Now, as Congress struggles to adjourn for Christmas, relations between House Democrats and their colleagues in the Senate have devolved into finger-pointing.And USA Today continues the story.
House Ways and Means Committee Chairman Charles B. Rangel (D-N.Y.) accuses Senate Democratic leaders of developing "Stockholm syndrome," showing sympathy to their Republican captors by caving in on legislation to provide middle-class tax cuts paid for with tax increases on the super-rich, tying war funding to troop withdrawal timelines, and mandating renewable energy quotas. If Republicans want to filibuster a bill, Rangel said, Reid should keep the bill on the Senate floor and force the Republicans to talk it to death.
Reid, in turn, has taken to the Senate floor to criticize what he called the speaker's "iron hand" style of governance.

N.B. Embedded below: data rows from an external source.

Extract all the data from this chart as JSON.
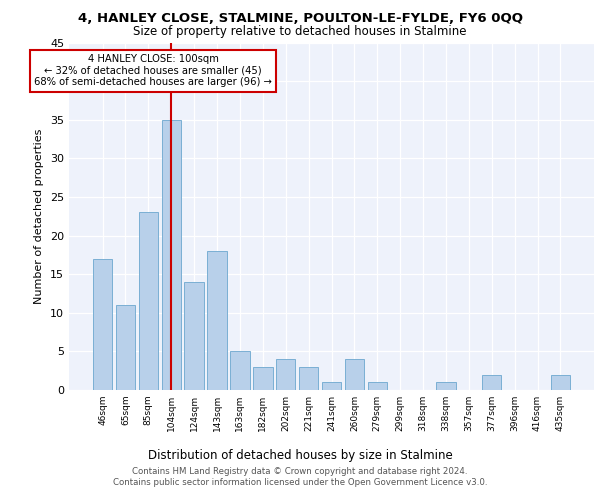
{
  "title1": "4, HANLEY CLOSE, STALMINE, POULTON-LE-FYLDE, FY6 0QQ",
  "title2": "Size of property relative to detached houses in Stalmine",
  "xlabel": "Distribution of detached houses by size in Stalmine",
  "ylabel": "Number of detached properties",
  "categories": [
    "46sqm",
    "65sqm",
    "85sqm",
    "104sqm",
    "124sqm",
    "143sqm",
    "163sqm",
    "182sqm",
    "202sqm",
    "221sqm",
    "241sqm",
    "260sqm",
    "279sqm",
    "299sqm",
    "318sqm",
    "338sqm",
    "357sqm",
    "377sqm",
    "396sqm",
    "416sqm",
    "435sqm"
  ],
  "values": [
    17,
    11,
    23,
    35,
    14,
    18,
    5,
    3,
    4,
    3,
    1,
    4,
    1,
    0,
    0,
    1,
    0,
    2,
    0,
    0,
    2
  ],
  "bar_color": "#b8d0ea",
  "bar_edge_color": "#7aafd4",
  "vline_x_index": 3,
  "vline_color": "#cc0000",
  "annotation_line1": "4 HANLEY CLOSE: 100sqm",
  "annotation_line2": "← 32% of detached houses are smaller (45)",
  "annotation_line3": "68% of semi-detached houses are larger (96) →",
  "annotation_box_color": "#ffffff",
  "annotation_box_edge_color": "#cc0000",
  "ylim": [
    0,
    45
  ],
  "yticks": [
    0,
    5,
    10,
    15,
    20,
    25,
    30,
    35,
    40,
    45
  ],
  "bg_color": "#eef2fb",
  "footer_line1": "Contains HM Land Registry data © Crown copyright and database right 2024.",
  "footer_line2": "Contains public sector information licensed under the Open Government Licence v3.0."
}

Of course, this was all exactly predictable. (As I did on January 5.) That is how our Congress works. The majority can get passed almost anything they want in the House of Representatives as long as they stick together. But the Senate is designed to slow everything down. They have all sorts of rules that allow the minority, in fact allow a single senator sometimes, to block what the majority wants. With holds and filibusters, the Senate has reached the point where it takes 60 votes to get through anything big. The Republicans faced this time and again in the 1990s and similar stories were written then about the exasperation that House Republicans had for the Senate Republicans. And the Republican Senators kept pointing out that the House shouldn't pass legislation that they knew would be blocked in the Senate. And there were cries then for the Senate to force the Democrats to hold actual filibusters for Bush's judicial nominees. And that fell to nothing just as Harry Reid's abortive attempts to force Republicans to filibuster over the war in Iraq.
So this story is nothing new except maybe to people who don't understand how the Congress works. The real story has been that the Republicans ability to hold together. In the Senate, 41 votes can block anything. And they have held together and supported President Bush despite Bush's low approval ratings.
Since this situation was predictable, the question also arises of Democrat overpromises. They should have known that they couldn't do all that they were promising to do. I wrote a column a year ago about what a sorry history our nation has of trying to run a war from Congress. But the Democrats acted as if they could rise above the rules of our political system because they had won the 2006 elections. And now they're reaping the reward of frustrated supporters who are angry that everything they were promised has not come to pass.
Please remember all this as you listen to all the presidential candidates talk about how they're going to bring about change in Washington. Without those 60 votes in the Senate, little is going to change. And gridlock will result. And both sides will end up sniping at each other and casting blame. And the media will complain about partisan bickering. The supposed "change agent" will be disappointed and will join in with the blame game while supporters will be angry . It will happen. Count on it.